Reprogramming of Energy Metabolism in Response to Radiotherapy in Head and Neck Squamous Cell Carcinoma

Abstract

Head and neck cancer (HNC) is the sixth cause of cancer-related death worldwide. Head and neck squamous cells carcinoma (HNSCC) is the most frequent subtype of HNC. The development of HNSCC is associated to alcohol consumption, smoking or infection by high-risk human Papillomavirus (HR-HPV). Although the incidence of cancers associated with alcohol and tobacco has diminished, HNSCC associated with HR-HPV has significantly increased in recent years. However, HPV-positive HNSCC responds well to treatment, which includes surgery followed by radiation or chemoradiation therapy. Radiation therapy (RT) is based on ionizing radiation (IR) changing cell physiology. IR can directly interact with deoxyribonucleic acid (DNA) or produce reactive oxygen and nitrogen species (RONS), provoking DNA damage. When DNA damage is not repaired, programmed cell death (apoptosis and/or autophagy) is induced. However, cancer cells can acquire resistance to IR avoiding cell death, where reprogramming of energy metabolism has a critical role and is intimately connected with hypoxia, mitochondrial physiology, oxidative stress (OS) and autophagy. This review is focused on the reprogramming of energy metabolism in response to RT in HPV-positive and HPV-negative HNSCC, showing their differences in cellular metabolism management and the probable direction of treatments for each subtype of HNSCC.

Keywords: HNSCC; HR-HPV; metabolic therapy; oxidative stress; radiotherapy; reprogramming of energy metabolism.

Figure 1

Redox state in irradiated HNSCC cells and the effect of HPV oncoproteins. HNSCC cells regulate oxidative stress induced by IR through the overexpression of Nrf2, which in turn activates genes such as catalase, superoxide dismutase (SOD2) and glutathione peroxidase (GPx), associated to antioxidant processes. On the other hand, the HR-HPV E6 protein induce OS, which decreases the GSH/GSSG rate, the levels of catalase and its activity [44]. E6* decreases SOD2 and GPx, provoking OS and consequently, DNA damage [45]. E6/E7 activate Nox2, inducing OS and DNA damage [46]. Therefore, altogether, HPV oncoproteins could sensitize HNSCC cells to radiation therapy.
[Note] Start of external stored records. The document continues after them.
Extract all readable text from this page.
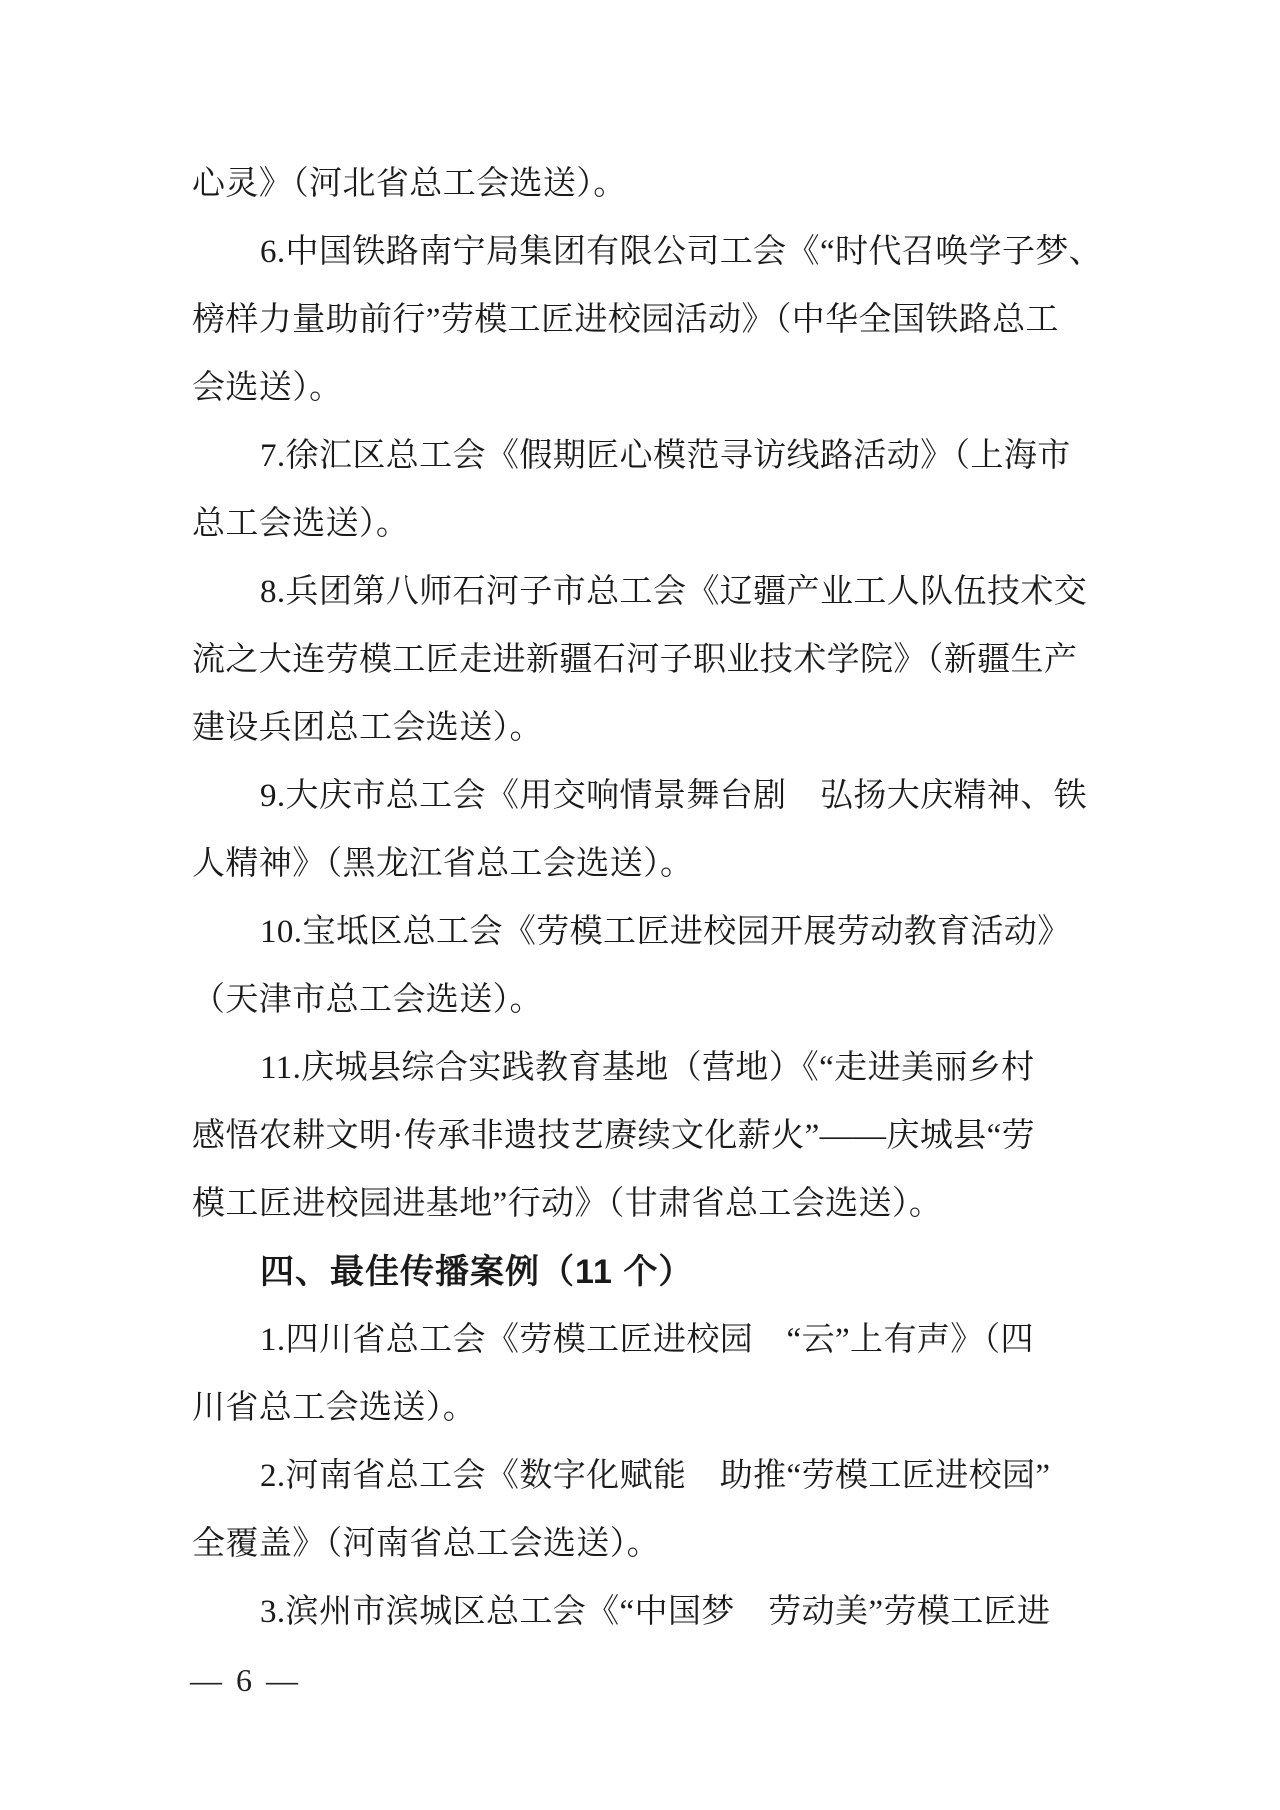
心灵》（河北省总工会选送）。
6.中国铁路南宁局集团有限公司工会《“时代召唤学子梦、
榜样力量助前行”劳模工匠进校园活动》（中华全国铁路总工
会选送）。
7.徐汇区总工会《假期匠心模范寻访线路活动》（上海市
总工会选送）。
8.兵团第八师石河子市总工会《辽疆产业工人队伍技术交
流之大连劳模工匠走进新疆石河子职业技术学院》（新疆生产
建设兵团总工会选送）。
9.大庆市总工会《用交响情景舞台剧　弘扬大庆精神、铁
人精神》（黑龙江省总工会选送）。
10.宝坻区总工会《劳模工匠进校园开展劳动教育活动》
（天津市总工会选送）。
11.庆城县综合实践教育基地（营地）《“走进美丽乡村
感悟农耕文明·传承非遗技艺赓续文化薪火”——庆城县“劳
模工匠进校园进基地”行动》（甘肃省总工会选送）。
四、最佳传播案例（11 个）
1.四川省总工会《劳模工匠进校园　“云”上有声》（四
川省总工会选送）。
2.河南省总工会《数字化赋能　助推“劳模工匠进校园”
全覆盖》（河南省总工会选送）。
3.滨州市滨城区总工会《“中国梦　劳动美”劳模工匠进
— 6 —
Nicotinamide adenine dinucleotide phosphate (NADPH) oxidase 2 (Nox2), superoxide dismutase (SOD), heme oxygenase (HO-1), NAD(P)H:quinone oxidoreductase 1 (NQO1), glutathione S-transferase (GST), glutathione peroxidase (GPx), catalase (CAT), glutathione (GSH), glutathione disulfide (GSSG), voltage-dependent anion channels (VDAC), peroxynitrite (ONOO⁻), nitric oxide (NO), superoxide anion (O₂^.−), hydrogen peroxide (H₂O₂), hydroxyl radical (OH^.), high-risk human Papillomavirus (HR-HPV), nuclear factor (erythroid-derived 2)-like 2 (Nrf2), antioxidant response elements (ARE), nitric oxide synthase (NOS). The red rays indicate the damage to DNA, protein, carbohydrates and lipids.

Figure 2

Metabolic reprogramming in HNSCC in response to IR. Activation of glycolysis and HIF1 in HPV-negative HNSCC cells induce radioresistance, in comparison to radiosensitive HPV-positive HNSCC cells, where OXPHOS is activated increasing ROS production and OS. In the presences of HPV, COX augments, activating the electron transport chain. Glucose transporter (GLUT), hexokinase (HK), phosphoglucose isomerase (PGI) phosphofructokinase (PFK), hypoxia-inducible factor (HIF), vascular endothelial growth factor (VEFG), pyruvate dehydrogenase kinase (PDK), pyruvate dehydrogenase (PDH), pyruvate dehydrogenase complex (PDC), cytochrome c oxidase (COX), tricarboxylic acid (TCA) cycle, cytochrome (cit), apoptosis protease-activating factor (Apaf), caspase (Cas), lactate dehydrogenase (LDH). The double arrow represents overexpression.